Komisi Pemberantasan Korupsi (KPK) menyoroti serius potensi praktik korupsi dalam pengelolaan pinjaman luar negeri yang nilainya mencapai ratusan triliun rupiah.
Dalam periode 2020 hingga 2024, pemerintah tercatat telah menarik pinjaman luar negeri sebesar Rp547,65 triliun, dengan lonjakan signifikan terjadi pada 2022 dan 2023.
Temuan ini tertuang dalam kajian Direktorat Monitoring KPK tahun 2025 yang mengulas proses perencanaan, pengusulan, hingga realisasi pinjaman oleh kementerian dan lembaga, termasuk Kementerian PPN/Bappenas dan Kementerian Keuangan.
KPK menilai, besarnya nilai pinjaman tersebut tidak diimbangi dengan sistem tata kelola yang kuat, sehingga membuka celah penyimpangan.
KPK menilai, besarnya nilai pinjaman tersebut tidak diimbangi dengan sistem tata kelola yang kuat, sehingga membuka celah penyimpangan.

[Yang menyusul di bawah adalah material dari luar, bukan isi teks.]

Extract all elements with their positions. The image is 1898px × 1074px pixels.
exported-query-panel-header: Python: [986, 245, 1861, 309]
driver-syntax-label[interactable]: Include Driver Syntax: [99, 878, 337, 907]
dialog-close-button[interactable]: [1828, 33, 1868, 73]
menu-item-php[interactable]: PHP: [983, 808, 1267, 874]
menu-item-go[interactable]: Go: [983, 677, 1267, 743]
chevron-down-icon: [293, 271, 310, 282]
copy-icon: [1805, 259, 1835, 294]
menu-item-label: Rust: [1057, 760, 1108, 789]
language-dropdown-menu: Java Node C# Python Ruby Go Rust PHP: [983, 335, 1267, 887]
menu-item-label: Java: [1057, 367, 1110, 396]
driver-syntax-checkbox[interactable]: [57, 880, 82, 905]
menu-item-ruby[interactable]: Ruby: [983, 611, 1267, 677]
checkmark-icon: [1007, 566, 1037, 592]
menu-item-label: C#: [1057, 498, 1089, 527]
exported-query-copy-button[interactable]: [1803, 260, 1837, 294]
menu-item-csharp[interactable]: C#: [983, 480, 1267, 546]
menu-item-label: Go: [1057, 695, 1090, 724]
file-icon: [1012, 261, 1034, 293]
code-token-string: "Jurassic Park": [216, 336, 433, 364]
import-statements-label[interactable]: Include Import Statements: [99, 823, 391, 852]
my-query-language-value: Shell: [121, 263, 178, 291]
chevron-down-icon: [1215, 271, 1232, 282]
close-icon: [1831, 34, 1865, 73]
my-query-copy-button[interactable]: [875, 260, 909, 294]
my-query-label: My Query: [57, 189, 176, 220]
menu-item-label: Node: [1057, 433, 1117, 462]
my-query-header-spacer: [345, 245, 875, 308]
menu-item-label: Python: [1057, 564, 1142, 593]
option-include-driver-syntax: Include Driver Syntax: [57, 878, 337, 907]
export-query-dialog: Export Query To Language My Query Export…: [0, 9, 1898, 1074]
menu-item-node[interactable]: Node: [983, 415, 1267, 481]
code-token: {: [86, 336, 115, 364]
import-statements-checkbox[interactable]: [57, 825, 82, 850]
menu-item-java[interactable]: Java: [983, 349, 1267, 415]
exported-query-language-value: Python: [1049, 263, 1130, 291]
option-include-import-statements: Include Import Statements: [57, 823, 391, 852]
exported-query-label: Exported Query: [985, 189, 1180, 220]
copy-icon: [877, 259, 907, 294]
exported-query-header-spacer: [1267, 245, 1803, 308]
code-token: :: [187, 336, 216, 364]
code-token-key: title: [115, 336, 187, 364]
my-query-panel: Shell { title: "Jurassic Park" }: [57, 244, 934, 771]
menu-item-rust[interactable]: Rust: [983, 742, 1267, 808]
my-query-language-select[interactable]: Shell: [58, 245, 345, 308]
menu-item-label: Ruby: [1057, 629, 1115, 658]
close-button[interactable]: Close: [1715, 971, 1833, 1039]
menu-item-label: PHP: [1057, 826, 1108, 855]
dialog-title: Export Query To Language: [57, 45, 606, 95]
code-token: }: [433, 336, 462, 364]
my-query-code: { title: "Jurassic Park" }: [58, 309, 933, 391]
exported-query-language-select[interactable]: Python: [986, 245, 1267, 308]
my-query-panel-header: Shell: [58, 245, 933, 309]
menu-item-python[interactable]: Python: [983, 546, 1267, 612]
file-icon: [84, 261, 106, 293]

"Ditemukan adanya kerentanan dalam proses pengusulan dan pelaksanaan pinjaman luar negeri, termasuk risiko negosiasi yang berpotensi menimbulkan tindak pidana penyuapan serta kerugian keuangan negara akibat kompleksnya perencanaan anggaran multistakeholder," demikian dikutip RMOL dari dokumen kajian Direktorat Monitoring KPK tahun 2025, Minggu, 19 April 2026.
KPK juga mengungkap ketidakpastian dalam proses bisnis pengusulan pinjaman yang dinilai berpotensi dimanfaatkan oleh pihak-pihak tertentu. Proses yang tidak transparan dan tidak konsisten disebut menjadi titik rawan terjadinya penyimpangan.
"Ketidakpastian proses bisnis pengusulan, yang mencakup ketidakpastian jangka waktu penyiapan pinjaman, penerbitan PSP yang tidak sesuai SOP di Kemenkeu, serta BMP yang belum optimal sebagai alat pengendali," lanjut kutipan dokumen tersebut.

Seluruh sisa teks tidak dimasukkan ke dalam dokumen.